Forward markets are currently pricing in two rate cuts before the end of 2025, the first one being in September and after the summer recess, so not at the next FOMC meeting on 31 July, and the second one either at the October or the December convocation and most likely at the latter. If, on the other hand, Trump gets his man and brings the Fed in line with his thinking, then do not be surprised if rates find themselves in short order being cut by as much as 200 bps from the current 4.25-4.50%. Tuesday’s US CPI report was not quite in tune with headline inflation rising from 2.4% in May to 2.7% in June and core inflation rising to 2.9%.

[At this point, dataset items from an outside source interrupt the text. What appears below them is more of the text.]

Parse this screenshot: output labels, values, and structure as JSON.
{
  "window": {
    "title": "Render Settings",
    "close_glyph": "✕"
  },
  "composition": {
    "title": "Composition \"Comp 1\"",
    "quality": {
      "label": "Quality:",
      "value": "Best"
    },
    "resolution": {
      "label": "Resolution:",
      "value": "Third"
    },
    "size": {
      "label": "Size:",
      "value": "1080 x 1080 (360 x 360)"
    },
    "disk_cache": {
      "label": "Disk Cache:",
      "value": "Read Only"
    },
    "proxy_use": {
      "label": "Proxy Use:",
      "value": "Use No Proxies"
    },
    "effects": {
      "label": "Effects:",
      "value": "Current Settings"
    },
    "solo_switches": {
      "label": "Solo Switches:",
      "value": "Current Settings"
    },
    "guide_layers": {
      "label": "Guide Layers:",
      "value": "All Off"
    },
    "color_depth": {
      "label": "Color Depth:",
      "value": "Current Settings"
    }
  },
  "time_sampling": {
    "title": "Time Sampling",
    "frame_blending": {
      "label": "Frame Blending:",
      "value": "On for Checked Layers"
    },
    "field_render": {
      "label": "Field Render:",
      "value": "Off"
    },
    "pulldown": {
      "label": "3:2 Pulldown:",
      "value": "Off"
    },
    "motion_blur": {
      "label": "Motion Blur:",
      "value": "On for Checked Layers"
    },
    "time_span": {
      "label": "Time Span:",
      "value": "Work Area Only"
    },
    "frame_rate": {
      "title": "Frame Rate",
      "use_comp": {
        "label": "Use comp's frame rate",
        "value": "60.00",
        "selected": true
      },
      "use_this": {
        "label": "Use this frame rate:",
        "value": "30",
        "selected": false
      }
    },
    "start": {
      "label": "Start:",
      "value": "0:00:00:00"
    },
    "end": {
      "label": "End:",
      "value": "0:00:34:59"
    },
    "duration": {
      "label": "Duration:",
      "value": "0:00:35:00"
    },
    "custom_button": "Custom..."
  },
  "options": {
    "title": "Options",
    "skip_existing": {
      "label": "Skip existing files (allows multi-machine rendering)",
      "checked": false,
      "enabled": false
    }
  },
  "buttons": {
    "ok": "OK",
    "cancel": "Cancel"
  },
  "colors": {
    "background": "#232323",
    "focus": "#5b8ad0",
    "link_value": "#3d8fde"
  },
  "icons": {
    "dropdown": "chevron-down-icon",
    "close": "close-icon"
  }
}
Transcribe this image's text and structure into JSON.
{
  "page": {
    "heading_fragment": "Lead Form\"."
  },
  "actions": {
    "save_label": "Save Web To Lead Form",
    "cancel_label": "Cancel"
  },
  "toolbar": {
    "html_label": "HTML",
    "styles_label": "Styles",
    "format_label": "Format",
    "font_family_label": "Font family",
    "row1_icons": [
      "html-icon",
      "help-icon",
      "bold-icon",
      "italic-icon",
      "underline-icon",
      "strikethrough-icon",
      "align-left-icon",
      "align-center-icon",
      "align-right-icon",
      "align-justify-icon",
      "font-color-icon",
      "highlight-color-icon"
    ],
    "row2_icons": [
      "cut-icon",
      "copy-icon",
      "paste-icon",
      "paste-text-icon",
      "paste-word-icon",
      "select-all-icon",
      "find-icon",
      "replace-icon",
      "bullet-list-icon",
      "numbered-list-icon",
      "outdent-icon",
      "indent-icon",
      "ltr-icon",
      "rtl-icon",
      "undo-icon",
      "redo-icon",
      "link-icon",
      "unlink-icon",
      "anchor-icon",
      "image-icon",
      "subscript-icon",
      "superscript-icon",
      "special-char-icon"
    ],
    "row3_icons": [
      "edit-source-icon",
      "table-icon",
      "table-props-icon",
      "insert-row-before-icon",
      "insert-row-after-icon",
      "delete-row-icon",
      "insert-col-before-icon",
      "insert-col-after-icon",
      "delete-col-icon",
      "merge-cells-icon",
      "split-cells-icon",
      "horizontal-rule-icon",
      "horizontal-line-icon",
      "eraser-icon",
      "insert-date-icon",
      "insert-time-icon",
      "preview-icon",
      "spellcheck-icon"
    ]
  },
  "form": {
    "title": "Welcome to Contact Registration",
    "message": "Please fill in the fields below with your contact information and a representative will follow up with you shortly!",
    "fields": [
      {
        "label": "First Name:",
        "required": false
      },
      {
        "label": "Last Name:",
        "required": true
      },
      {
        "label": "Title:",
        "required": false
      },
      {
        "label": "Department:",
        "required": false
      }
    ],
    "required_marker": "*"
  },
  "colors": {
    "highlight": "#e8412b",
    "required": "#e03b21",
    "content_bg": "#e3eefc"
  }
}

On that basis, the Fed Funds target rate at 4.50% looks high but Powell is adamant that until the new tariff regime has found equilibrium – giggling, shrugging of shoulders and rolling of eyeballs permitted – he’d rather see the Fed err on the side of caution. Anyhow, the long expected tariff-induced inflationary spurt and slowing of the economy don’t appear to be happening although, as we all know, the economy is not as politicians would like to have it one great harmonious construct in which everybody does well when statistically it is growing nicely.
The experiment of cutting rates in the hope of generating growth and at the same time, by lowering industry’s cost of investing in productivity, bringing down inflation was tried by Recep Tayyip Erdoğan in Turkey – he even appointed his son in law to the governorship of the Central Bank of Turkey – and it proved to be disastrous. In the five years since July 2020, the Turkish lira has declined from TRY 6.85/US$ to TRY 40.25 at which it is trading at the time of writing. We might lack the “lived experience” of tariffs being systematically imposed on international trade but the same cannot be said for cutting rates in the hope of generating inflation-free growth.